Productivity Hacks for the Telecommuter
Many of us transitioned to telecommuters due to the COVID 19 pandemic. For some, the transition was not easy because living spaces were not conducive to being a workplace on such short notice; now, I am sure you have gotten into a system. For a person who is not as organized, that transition could have been a disaster. We have children, spouses, no space, and no plan. I am sure some have gotten into the swing of things while others still may struggle. In one way or another, we were all affected, and the stress levels have increased. Without an organizational plan in place, it only grows worse. Companies did not allow employees to develop a strategy; employees were just thrown into the deep expectation that they swim. There is no plan in place for them. While they were grateful to be home with their families more, there were a set of challenges that came with working and homeschooling. Once everything began to open up a little, some of us opted to remain home with our children rather than send them to school, risking coming in contact with the virus. Below I have listed some tips to help us stay productive during such a shift.
Productivity tips to help stay organized, reduce stress, and maintain while working remotely:
1. Make sure you have everything you need to do your job. If there is anything you are missing that would make it work better for you, contact your employer to ship those supplies to you if you cannot go in to pick them up at this point. Having what you need boosts productivity and helps to maintain focus.
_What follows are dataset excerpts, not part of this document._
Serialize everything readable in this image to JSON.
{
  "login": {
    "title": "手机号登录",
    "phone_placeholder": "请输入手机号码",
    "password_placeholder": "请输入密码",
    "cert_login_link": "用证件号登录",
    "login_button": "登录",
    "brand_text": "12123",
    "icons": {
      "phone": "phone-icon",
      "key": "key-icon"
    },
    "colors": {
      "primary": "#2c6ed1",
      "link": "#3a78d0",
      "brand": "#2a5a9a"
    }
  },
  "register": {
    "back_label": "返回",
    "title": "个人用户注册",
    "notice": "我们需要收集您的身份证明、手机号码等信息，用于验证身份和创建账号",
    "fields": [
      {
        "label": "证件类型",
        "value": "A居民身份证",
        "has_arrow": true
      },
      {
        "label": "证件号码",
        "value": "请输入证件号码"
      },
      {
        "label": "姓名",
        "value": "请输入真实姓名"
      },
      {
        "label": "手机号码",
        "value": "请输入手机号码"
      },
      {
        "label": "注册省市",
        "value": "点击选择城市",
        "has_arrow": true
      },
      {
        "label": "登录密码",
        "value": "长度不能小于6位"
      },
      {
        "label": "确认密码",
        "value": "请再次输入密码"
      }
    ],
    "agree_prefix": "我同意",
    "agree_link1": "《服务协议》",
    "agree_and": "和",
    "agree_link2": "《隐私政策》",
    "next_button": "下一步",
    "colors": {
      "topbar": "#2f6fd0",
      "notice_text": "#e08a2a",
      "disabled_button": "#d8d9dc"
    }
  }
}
2. Organize a workspace in your home. Working from the kitchen table may be okay for a short period, but eventually, you will have to move into a quiet space where you can focus. To maximize productivity, make sure there are minimum distractions, your area is welcoming, and the lighting is good.
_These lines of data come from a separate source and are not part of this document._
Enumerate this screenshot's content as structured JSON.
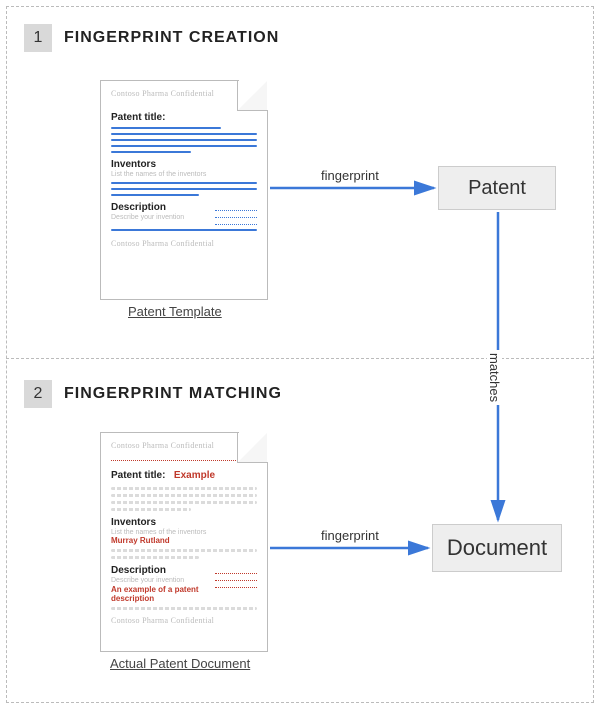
{
  "step1": {
    "num": "1",
    "title": "FINGERPRINT CREATION"
  },
  "step2": {
    "num": "2",
    "title": "FINGERPRINT MATCHING"
  },
  "nodes": {
    "patent": "Patent",
    "document": "Document"
  },
  "edges": {
    "fp1": "fingerprint",
    "matches": "matches",
    "fp2": "fingerprint"
  },
  "captions": {
    "template": "Patent Template",
    "actual": "Actual Patent Document"
  },
  "doc1": {
    "confidential": "Contoso Pharma Confidential",
    "title_label": "Patent title:",
    "inventors_label": "Inventors",
    "inventors_sub": "List the names of the inventors",
    "description_label": "Description",
    "description_sub": "Describe your invention"
  },
  "doc2": {
    "confidential": "Contoso Pharma Confidential",
    "title_label": "Patent title:",
    "title_value": "Example",
    "inventors_label": "Inventors",
    "inventors_sub": "List the names of the inventors",
    "inventor_value": "Murray Rutland",
    "description_label": "Description",
    "description_sub": "Describe your invention",
    "description_value": "An example of a patent description"
  }
}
3. Stick to your work schedule as much as possible. While COVID 19 has disrupted our lives, employers are looking for you to work as usual, if not more. Start and end work the same as if you were in the building; take your breaks and clock out for lunch as scheduled. Stick to your norm as much as possible.
4. Make sure you have an understanding of what is expected of you while working remotely. If you have any concerns, reach out to ask questions. Do not assume anything. The goal is to reduce stress, and not understanding does cause some anxiety.
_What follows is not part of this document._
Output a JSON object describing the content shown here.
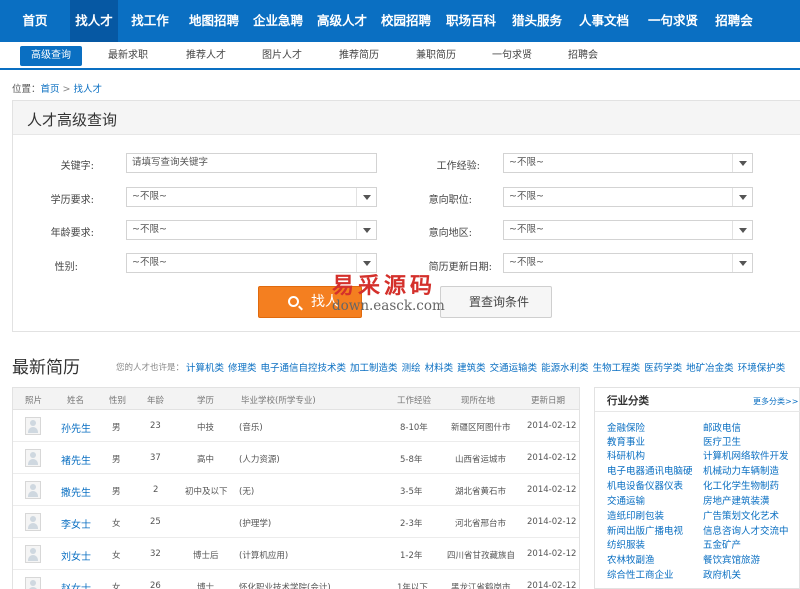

5. Make a plan. I love plans! Lists are like road maps when I am not clear about where I am going. They always keep me focused and on track. Create your organization plan by organizing work documents and office supplies. Use a planner to plan out the work schedule and create a To-Do-List prioritizing task that has deadlines. The act of writing by hand help reduces stress and increases information retention and recall. I know there are apps to keep you on schedule, but writing has its benefits. I have enclosed great tips in my recent eBook Organizationally Healthy The content will not only help with organization at the workplace but in other areas of your life that may be affected.
6. Keep your work-from-home schedule visible. Visibility is a useful productivity hack. Include some affirmations, quotes, motivational reminders, and mantras that will keep your energy levels boosted to perform your best.
7. Remain accessible and responsive. Don’t sleep until 10 am when you were scheduled for 8 am. Managers monitor communicators and track output. You do not want to give your employers the wrong impression when there are significant gaps in your report tracking. Remember to adhere to your everyday work schedule.
8. Stay on task, but make time for self-care
9. Avoid multitasking. Yes, I said it. I know most of us thought this was some superpower, but no! First of all, you are not giving your full attention to one matter, so you can potentially miss something. Secondly, the multiple transitions in your brain by jumping from one thing to another can cause brain damage. According to Dr. Leaf in her book Switch on Your Brain, “every rapid, incomplete, and poor quality shift of thought is like making a milkshake with your brain cells and neurochemicals.” Multitasking creates poor concentration that we allow white coats to diagnose as something else then medicate us.